Born: August 1, 1928; Died: December 18, 2013.

Betty Meikle, who has died aged 85, was a senior pharmaceutical officer who played an influential role in the Scottish NHS during periods of radical change and a senior figure in the Scouts. She will be remembered by the Glaswegians she nurtured as Wolf Cubs and Boy Scouts.

As the chief administrative pharmaceutical officer to Greater Glasgow Health Board, she developed an integrated hospital pharmacy service across the city and a clinical pharmacy service at ward level. This ensured the safer use of medicines given to patients and enhanced the knowledge of junior doctors in therapeutics.

Other initiatives she developed included standard guidelines for the safe handling and administration of drugs used in cancer chemotherapy, and protocols for the control and storage of medicines in wards and departments.

In the community, she was also central to establishing the free supply and exchange of syringe needles for drug addicts to help prevent the spread of HIV/AIDS, the supply of vaccines as part of an immunisation programme for schoolchildren and a campaign for the disposal of unwanted medicines.

Along with Professor David Lawson, Miss Meikle established the GGHB area drugs and therapeutic committee and set up systems to optimise the use of resources. This was done through the evaluation of new medicines and their role in therapy and the review of the outcomes of committee decisions. The committee provided the blueprint for the now internationally-recognised Scottish Medicines Consortium, established later under the guidance of Professor Lawson.

Elizabeth Aitken Meikle was born in Lenzie and raised in Farnborough, Hampshire. She studied pharmacy at Nottingham University and trained in Kingston-upon-Thames before returning to Scotland in 1951 where she became chief pharmacist responsible for the commissioning of the then-new Vale of Leven Hospital pharmacy department in Alexandria. She returned to Greater Glasgow Health Board in 1973 as district pharmaceutical officer for South Glasgow before being promoted to chief administrative pharmaceutical officer in 1978.

During this time she also led a Cub Scout pack, then known as Wolf Cubs, in the 31st Glasgow Scout Group, dubbed Charlie Anderson's Group. Based in a socially deprived area around Finnieston, the group held a bank of uniforms and kilts which were provided to boys whose parents could not afford them. This was supplied after a cub gained his Tenderfoot badge. When they were unavailable, Miss Meikle would buy green jumpers herself and give them to boys.

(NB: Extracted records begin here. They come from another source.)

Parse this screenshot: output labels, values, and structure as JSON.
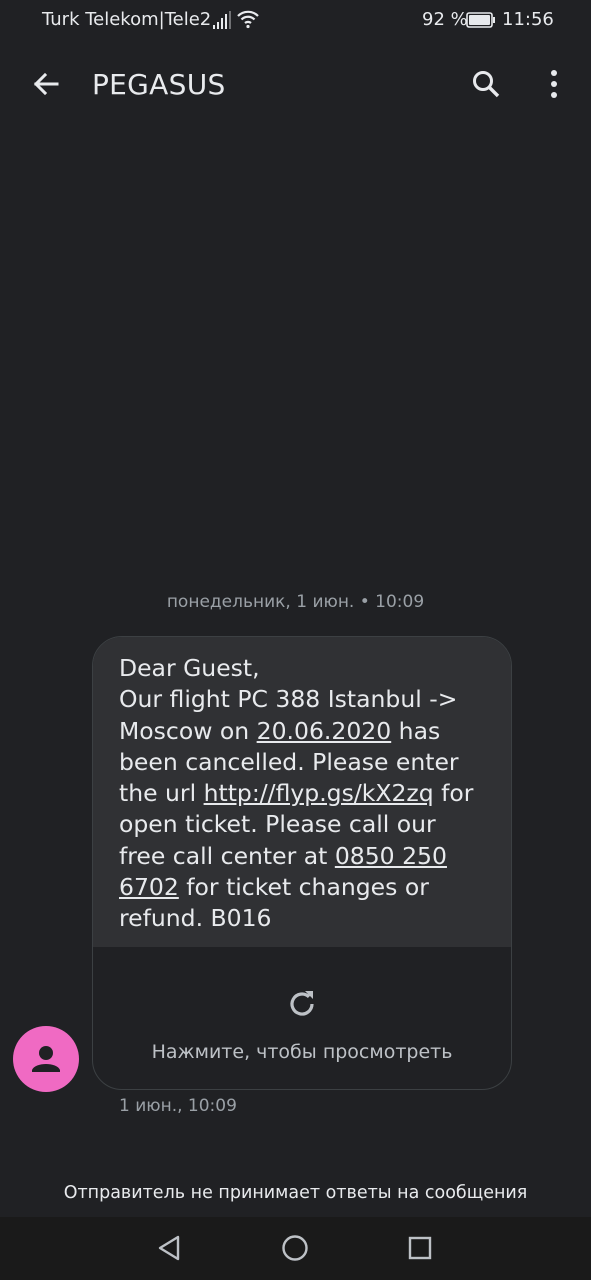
{
  "status_bar": {
    "carrier": "Turk Telekom|Tele2",
    "battery_percent": "92 %",
    "time": "11:56",
    "icons": [
      "signal-icon",
      "wifi-icon",
      "battery-icon"
    ]
  },
  "app_bar": {
    "title": "PEGASUS",
    "icons": [
      "back-arrow-icon",
      "search-icon",
      "more-vert-icon"
    ]
  },
  "conversation": {
    "date_divider": "понедельник, 1 июн. • 10:09",
    "message": {
      "line1": "Dear Guest,",
      "text_before_date": "Our flight PC 388 Istanbul -> Moscow on ",
      "date_link": "20.06.2020",
      "text_before_url": " has been cancelled. Please enter the url ",
      "url_link": "http://flyp.gs/kX2zq",
      "text_before_phone": " for open ticket. Please call our free call center at ",
      "phone_link": "0850 250 6702",
      "text_after_phone": " for ticket changes or refund. B016"
    },
    "preview_label": "Нажмите, чтобы просмотреть",
    "timestamp": "1 июн., 10:09",
    "avatar_icon": "person-icon",
    "avatar_color": "#f06ac3"
  },
  "footer_notice": "Отправитель не принимает ответы на сообщения",
  "nav_bar": {
    "icons": [
      "nav-back-icon",
      "nav-home-icon",
      "nav-recents-icon"
    ]
  }
}
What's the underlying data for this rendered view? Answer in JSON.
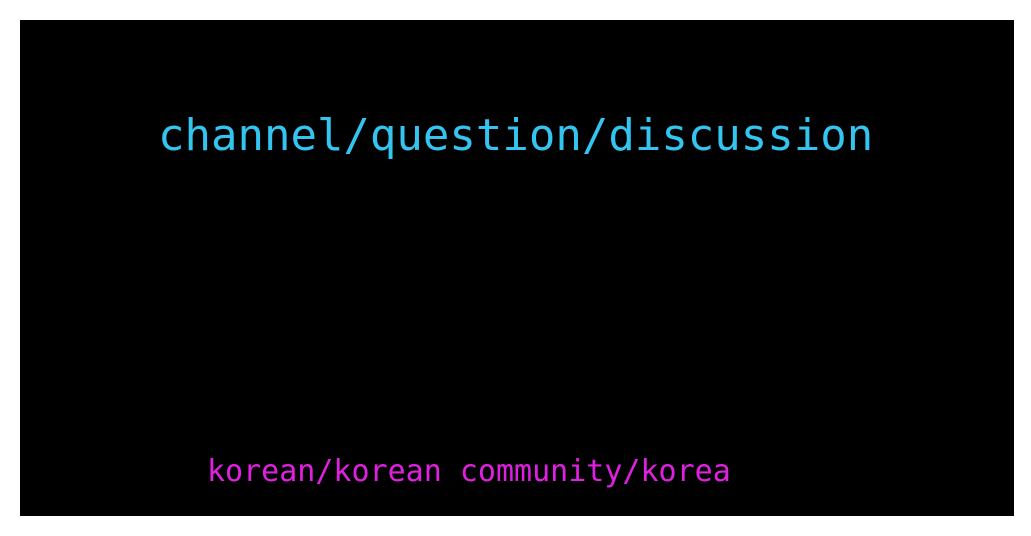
{
  "headline": {
    "text": "channel/question/discussion",
    "color": "#33c4ef"
  },
  "tags": {
    "text": "korean/korean community/korea",
    "color": "#e020e0"
  },
  "colors": {
    "panel_background": "#000000",
    "page_background": "#ffffff"
  }
}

In 1975, she was appointed Scottish headquarters commissioner for cub scouts and took an active role in the planning and training of cubs across Scotland. She was awarded the Silver Acorn in 1973 and in 1982 was given the Silver Wolf, scouting's highest award. She was an assistant chief commissioner of Scotland, and her wise counsel and love of the movement was appreciated greatly by those with whom she worked.

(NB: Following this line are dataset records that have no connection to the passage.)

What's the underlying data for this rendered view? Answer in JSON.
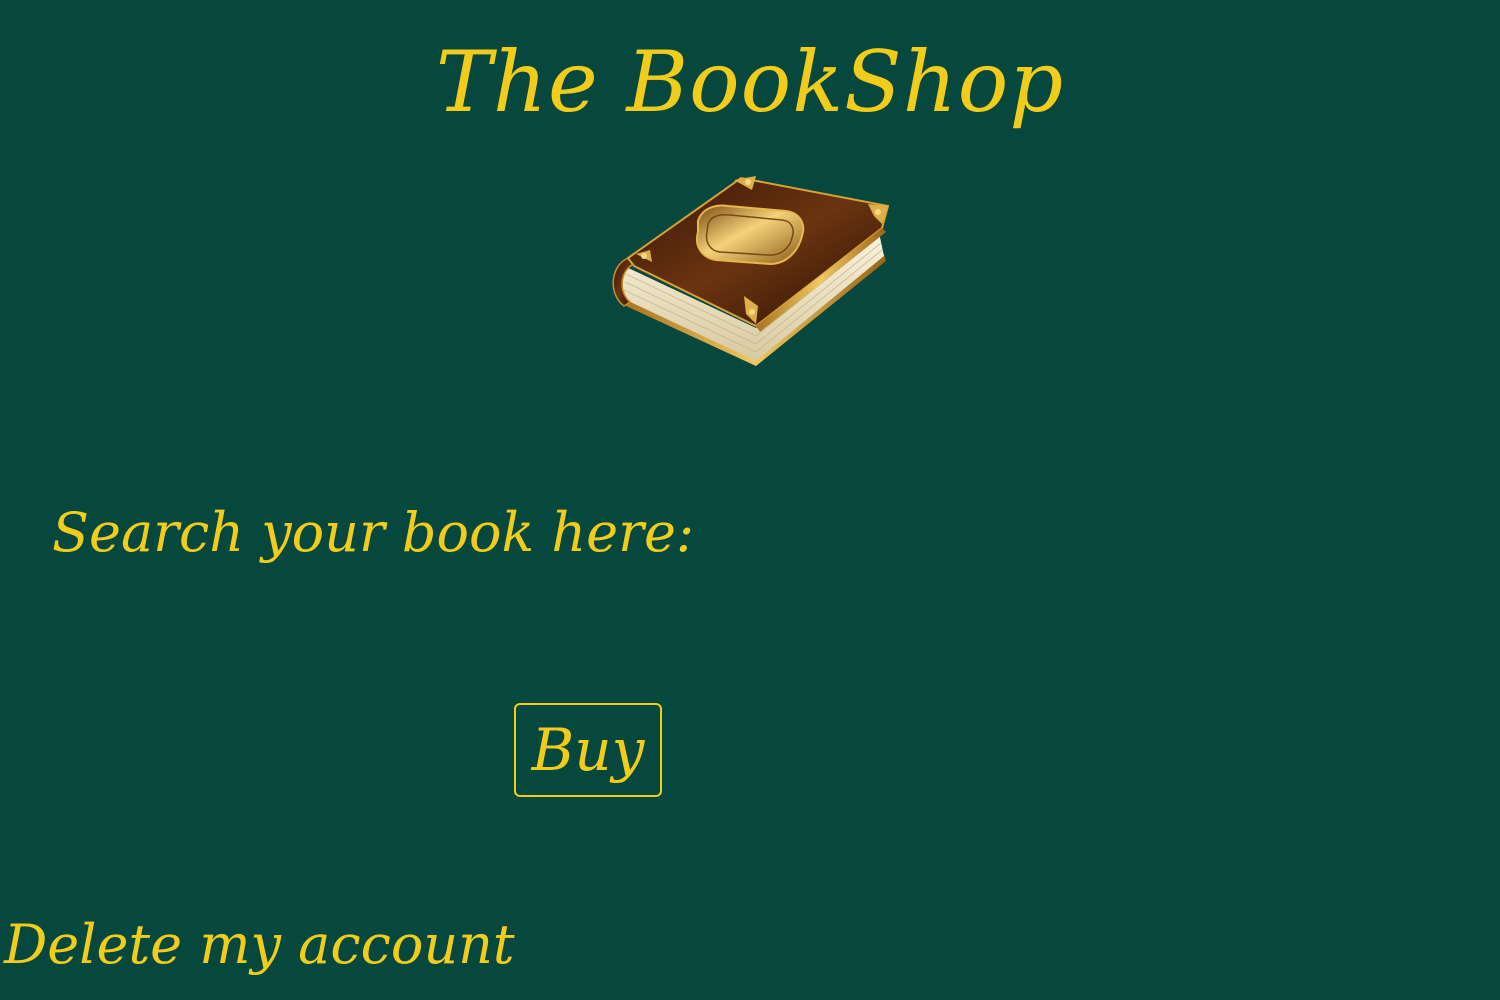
{
  "header": {
    "title": "The BookShop",
    "logo_icon": "book-icon"
  },
  "search": {
    "label": "Search your book here:"
  },
  "actions": {
    "buy_label": "Buy",
    "delete_account_label": "Delete my account"
  },
  "colors": {
    "background": "#06483D",
    "text": "#F2CC1B",
    "book_cover": "#5A2A0E",
    "book_trim": "#D9A334",
    "book_pages": "#F3EAD0"
  }
}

A dynamic leader who never procrastinated, she would visit ever hospital pharmacy departments in the health board area once a year, not only to inspect them but to meet and thank her staff for their work.

She was a member of several national groups and committees, including the Scottish Health Services Planning Council and the Grossart Committee on the hospital pharmaceutical service in Scotland. She served on the committee of the Glasgow and West of Scotland branch of the Royal Pharmaceutical Society, of which she was chair for many years. She was also an office-bearer of the Guild of Hospital Pharmacists, and was on the executive of the Scottish department of the Pharmaceutical Society, pursuing the professional interests of pharmacy in Scotland. In 1987 she was awarded the Evens Gold Medal for services to the profession.

In 1984, she was appointed OBE for her services to both pharmacy and the Scout Association. After retiring, she was a committee member of the NHS Retirement Fellowship.

A woman of strong and enduring faith, she was an elder in the Church of Scotland in Drymen, where she lived from 1960 until 1993, and at St Columba's Church in Stirling, where she lived latterly. She loved exotic travel, visiting among other destinations South America, Africa, south-east Asia and Antarctica. On trips such as these, she was joined by Dorothy Kinloch, her close friend and travelling companion of almost 40 years.